1899 yılında Fatih Dersiamlarından Mehmed Şakir Efendi ahali adına, Pazar kasabasında bulunan Yabanabad kaza merkezinin eskiden olduğu gibi Kızılcaviran Kaplıca Köyü’ne veya Şeyhler kasabasına nakli için Ankara Vilayeti’ne dilekçe verir. Bu belgede zikredilen “eskiden olduğu gibi” ibaresinden Kızılcaviran ve Şeyhler köylerinin Yabanabad kaza merkezliği yaptığını anlıyoruz. 1899 tarihli bir haritada ise Şorba nahiye merkezi Demirciviran Köyü’ndedir.

1900 yılında Yabanabad kazasına bağlı Şorba nahiyesinin merkeze uzaklığı sebebiyle müşkilata düşülen tahsilat, umur-ı askeriye ve muamelat-ı inzibatiyenin kolaylaşması için Şeyhler karyesine nakli talep edilir. Aynı yıl Şeyhler Köyü’nde bir Rüşdiye mektebi açılması talep edilir. Bu talep üzerine Vilayetten şu cevap gelir: “Şorba nahiyesinin Şeyhler karyesinde rüşdiye açılması için tahsisat verilmesiyle muallim ve bevvab (hizmetli) tayini talebi hususlarında gereği yapılmak üzere öncelikle Şorba nahiyesinin nüfusu, okulları ve talebe sayısı hakkında bilgi verilmesi”.

Şorba (Ali Dede Şeyhler) Nahiyesi:

1907 yılından sonra Şeyhler Köyü Yabanabad kazası Şorba nahiyesi merkezi olur.

1908 tarihli bir belgede “Şorba nahiyesi merkezi olan Şeyhler karyesinin büyüklüğü nedeniyle bir belediye teşkil edilmesi talep olunduğundan Şura-yı Devletçe gereğinin yapılması” istenir. Pazar Köyü’nde bulunan nahiye merkezinin Şeyhler Köyü’ne taşınması üzerine Ömer Efendi açıkta kalır ve nahiye müdürlüğüne başkası atanır. “Şorba Nahiyesi Kitabeti ve müdür vekaletinde bulunmuş olup açıkta kalan Ömer Efendi’nin bir nahiye müdürlüğüne tayini talebiyle ilgili Ankara Valiliği’nce gerekenin yapılması” istenir.

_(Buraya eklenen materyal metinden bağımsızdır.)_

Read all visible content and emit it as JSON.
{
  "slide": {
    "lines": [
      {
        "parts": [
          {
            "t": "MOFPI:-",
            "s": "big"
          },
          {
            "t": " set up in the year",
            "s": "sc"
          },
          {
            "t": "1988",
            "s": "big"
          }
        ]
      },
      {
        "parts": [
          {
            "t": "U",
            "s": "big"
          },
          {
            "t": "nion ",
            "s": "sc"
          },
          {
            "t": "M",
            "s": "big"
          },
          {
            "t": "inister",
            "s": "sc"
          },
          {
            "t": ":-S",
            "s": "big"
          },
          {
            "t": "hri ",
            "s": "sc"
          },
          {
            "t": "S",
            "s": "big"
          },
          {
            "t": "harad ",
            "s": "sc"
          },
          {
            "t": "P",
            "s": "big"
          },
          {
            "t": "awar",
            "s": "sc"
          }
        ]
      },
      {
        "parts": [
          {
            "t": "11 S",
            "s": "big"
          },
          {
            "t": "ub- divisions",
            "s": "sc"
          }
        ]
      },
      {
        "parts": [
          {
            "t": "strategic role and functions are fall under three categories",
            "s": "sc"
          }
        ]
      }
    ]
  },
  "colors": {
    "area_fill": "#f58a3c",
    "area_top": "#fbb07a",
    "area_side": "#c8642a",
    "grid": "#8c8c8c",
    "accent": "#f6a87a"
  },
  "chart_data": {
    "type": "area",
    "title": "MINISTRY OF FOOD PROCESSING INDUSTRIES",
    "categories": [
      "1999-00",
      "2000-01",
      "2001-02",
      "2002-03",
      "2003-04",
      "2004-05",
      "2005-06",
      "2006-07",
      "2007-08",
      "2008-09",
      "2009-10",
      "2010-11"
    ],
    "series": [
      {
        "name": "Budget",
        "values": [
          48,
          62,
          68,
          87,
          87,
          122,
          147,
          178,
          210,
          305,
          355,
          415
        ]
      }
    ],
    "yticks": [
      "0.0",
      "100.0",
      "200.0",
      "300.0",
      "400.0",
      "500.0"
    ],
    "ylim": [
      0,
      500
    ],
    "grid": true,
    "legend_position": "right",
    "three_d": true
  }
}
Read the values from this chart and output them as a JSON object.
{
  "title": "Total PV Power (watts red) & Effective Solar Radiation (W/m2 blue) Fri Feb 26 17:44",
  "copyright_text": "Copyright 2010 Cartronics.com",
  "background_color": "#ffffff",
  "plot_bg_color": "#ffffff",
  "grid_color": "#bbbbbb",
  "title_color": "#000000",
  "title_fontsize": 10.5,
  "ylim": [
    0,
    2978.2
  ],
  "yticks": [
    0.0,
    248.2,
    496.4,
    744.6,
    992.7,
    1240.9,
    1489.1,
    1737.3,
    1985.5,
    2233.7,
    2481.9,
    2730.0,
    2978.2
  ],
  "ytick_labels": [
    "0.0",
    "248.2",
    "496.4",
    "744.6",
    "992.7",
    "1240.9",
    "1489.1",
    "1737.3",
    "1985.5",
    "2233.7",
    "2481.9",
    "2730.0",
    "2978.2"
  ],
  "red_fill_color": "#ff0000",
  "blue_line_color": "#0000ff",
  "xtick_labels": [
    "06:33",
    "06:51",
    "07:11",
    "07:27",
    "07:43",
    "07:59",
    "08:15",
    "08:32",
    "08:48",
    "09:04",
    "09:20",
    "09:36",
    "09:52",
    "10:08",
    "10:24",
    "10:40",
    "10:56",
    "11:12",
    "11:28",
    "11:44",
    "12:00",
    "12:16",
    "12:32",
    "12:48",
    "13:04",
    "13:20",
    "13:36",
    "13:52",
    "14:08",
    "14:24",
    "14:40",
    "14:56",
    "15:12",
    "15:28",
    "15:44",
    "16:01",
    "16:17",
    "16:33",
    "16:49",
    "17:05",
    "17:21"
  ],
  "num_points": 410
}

Daha sonraki yıllarda bölgede “Şeyhler” adında yerleşme ismi çok olduğu için “Ali Dede Şeyhler” adını alır. 1913 tarihli bir belgede “Ankara vilâyeti dahilinde Yabanabad kazası Şorba nahiyesinde yangından zarar gören ahali için gerekli meblağın tesviyesi” istenir.

Cumhuriyet’in ilk yıllarında da Yabanabad (Kızlcahamam) kazası Şorba nahiyesinin idari merkezi olan Ali Dede Şeyhler kasabası bölgede en önemli yerleşme birimidir.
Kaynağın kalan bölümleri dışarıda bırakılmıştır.